A daughter! Someone to be sisters with! Like María, to laugh with as we cooked together. Maybe I wouldn’t be so lonely after all.

Doña Carmen pushed me inside the kitchen. She motioned to the corner of the room, gesturing that I would sleep there. In that corner I would spread my
petate
out at night and roll it up in the mornings. She showed me the bucket and rags, the basin where I would do the washing. She showed me every corner of the house I was to clean.

Meanwhile, I watched her munching on the guavas. My mouth watered, and oh, how I wished she would offer me some. I had eaten my last tortilla that morning. In my village, you see, people always offered food the moment someone walked in the door. First offered them food, then offered them a wooden chair to rest their legs.

Doña Carmen led me into a room where a girl a little older than me sat in a chair. She sat slouched, staring at herself in a mirror. First she pouted her lips out like a grumpy baby, then puckered them in like a bitter old woman. Then she raised and lowered her eyebrows, then turned her head this way and that.

Doña Carmen spoke to her in a guarded voice. A voice you might use to talk to a wild, snarling dog. “Silvia.”

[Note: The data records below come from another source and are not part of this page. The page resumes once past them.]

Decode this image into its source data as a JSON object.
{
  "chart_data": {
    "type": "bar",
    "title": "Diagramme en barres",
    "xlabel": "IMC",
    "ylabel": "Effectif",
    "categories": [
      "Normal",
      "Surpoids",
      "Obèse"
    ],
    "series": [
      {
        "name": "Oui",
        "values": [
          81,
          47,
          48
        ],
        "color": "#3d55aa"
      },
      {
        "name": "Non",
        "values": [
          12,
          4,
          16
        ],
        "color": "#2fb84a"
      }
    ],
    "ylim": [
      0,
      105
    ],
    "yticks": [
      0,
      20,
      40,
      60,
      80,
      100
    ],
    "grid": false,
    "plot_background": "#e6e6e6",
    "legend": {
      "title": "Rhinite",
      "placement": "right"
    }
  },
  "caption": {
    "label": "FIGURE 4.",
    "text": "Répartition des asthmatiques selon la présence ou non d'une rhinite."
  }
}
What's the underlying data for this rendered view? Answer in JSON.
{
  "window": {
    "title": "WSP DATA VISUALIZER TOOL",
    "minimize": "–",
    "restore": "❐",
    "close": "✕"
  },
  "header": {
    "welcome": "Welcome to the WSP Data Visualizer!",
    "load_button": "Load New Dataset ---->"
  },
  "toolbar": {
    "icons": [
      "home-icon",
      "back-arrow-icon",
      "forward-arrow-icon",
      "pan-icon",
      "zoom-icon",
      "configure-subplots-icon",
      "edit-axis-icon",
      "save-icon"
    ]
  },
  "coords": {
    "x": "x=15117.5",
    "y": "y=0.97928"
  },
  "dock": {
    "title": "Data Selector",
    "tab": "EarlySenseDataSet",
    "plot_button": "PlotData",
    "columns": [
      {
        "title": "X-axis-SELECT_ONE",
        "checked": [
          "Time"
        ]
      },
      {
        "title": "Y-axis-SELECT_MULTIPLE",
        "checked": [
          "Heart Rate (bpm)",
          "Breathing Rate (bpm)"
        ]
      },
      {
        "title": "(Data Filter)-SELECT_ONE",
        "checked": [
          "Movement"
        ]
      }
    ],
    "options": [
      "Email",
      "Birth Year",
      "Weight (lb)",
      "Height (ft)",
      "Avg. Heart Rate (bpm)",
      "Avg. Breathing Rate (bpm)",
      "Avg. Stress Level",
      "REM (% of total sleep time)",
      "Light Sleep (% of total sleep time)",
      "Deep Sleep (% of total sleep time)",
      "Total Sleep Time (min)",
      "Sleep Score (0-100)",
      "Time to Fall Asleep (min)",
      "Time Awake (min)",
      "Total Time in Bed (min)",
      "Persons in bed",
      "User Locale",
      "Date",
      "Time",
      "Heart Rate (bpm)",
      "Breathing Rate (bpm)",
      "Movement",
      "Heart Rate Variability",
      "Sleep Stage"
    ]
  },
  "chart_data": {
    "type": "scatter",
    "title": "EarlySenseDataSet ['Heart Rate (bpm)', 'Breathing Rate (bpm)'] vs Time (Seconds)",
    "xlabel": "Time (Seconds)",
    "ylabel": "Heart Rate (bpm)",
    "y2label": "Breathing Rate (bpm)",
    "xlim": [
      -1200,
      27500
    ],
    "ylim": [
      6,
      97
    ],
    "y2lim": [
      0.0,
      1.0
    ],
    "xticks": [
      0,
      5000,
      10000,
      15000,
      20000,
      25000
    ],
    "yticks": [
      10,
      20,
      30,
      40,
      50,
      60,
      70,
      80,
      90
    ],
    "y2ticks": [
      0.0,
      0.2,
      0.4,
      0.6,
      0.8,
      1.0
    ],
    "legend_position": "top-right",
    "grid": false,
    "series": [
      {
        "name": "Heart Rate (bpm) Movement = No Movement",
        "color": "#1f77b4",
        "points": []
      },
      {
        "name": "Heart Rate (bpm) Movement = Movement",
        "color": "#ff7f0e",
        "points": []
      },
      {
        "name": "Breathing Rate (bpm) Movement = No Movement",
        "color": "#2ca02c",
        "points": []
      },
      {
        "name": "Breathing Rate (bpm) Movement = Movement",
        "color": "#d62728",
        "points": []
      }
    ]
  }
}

They rattled away in Spanish until the girl pulled something out of a drawer. She walked over to me and dropped it in my lap without meeting my eyes. It was a white skirt, trimmed with pink ribbon, torn at the hem. Silvia yelled at her mother. Oh, how that girl could yell! She spit out a string of words I didn’t understand. With a frown, doña Carmen handed me a needle and thread, and gestured to me to mend the skirt.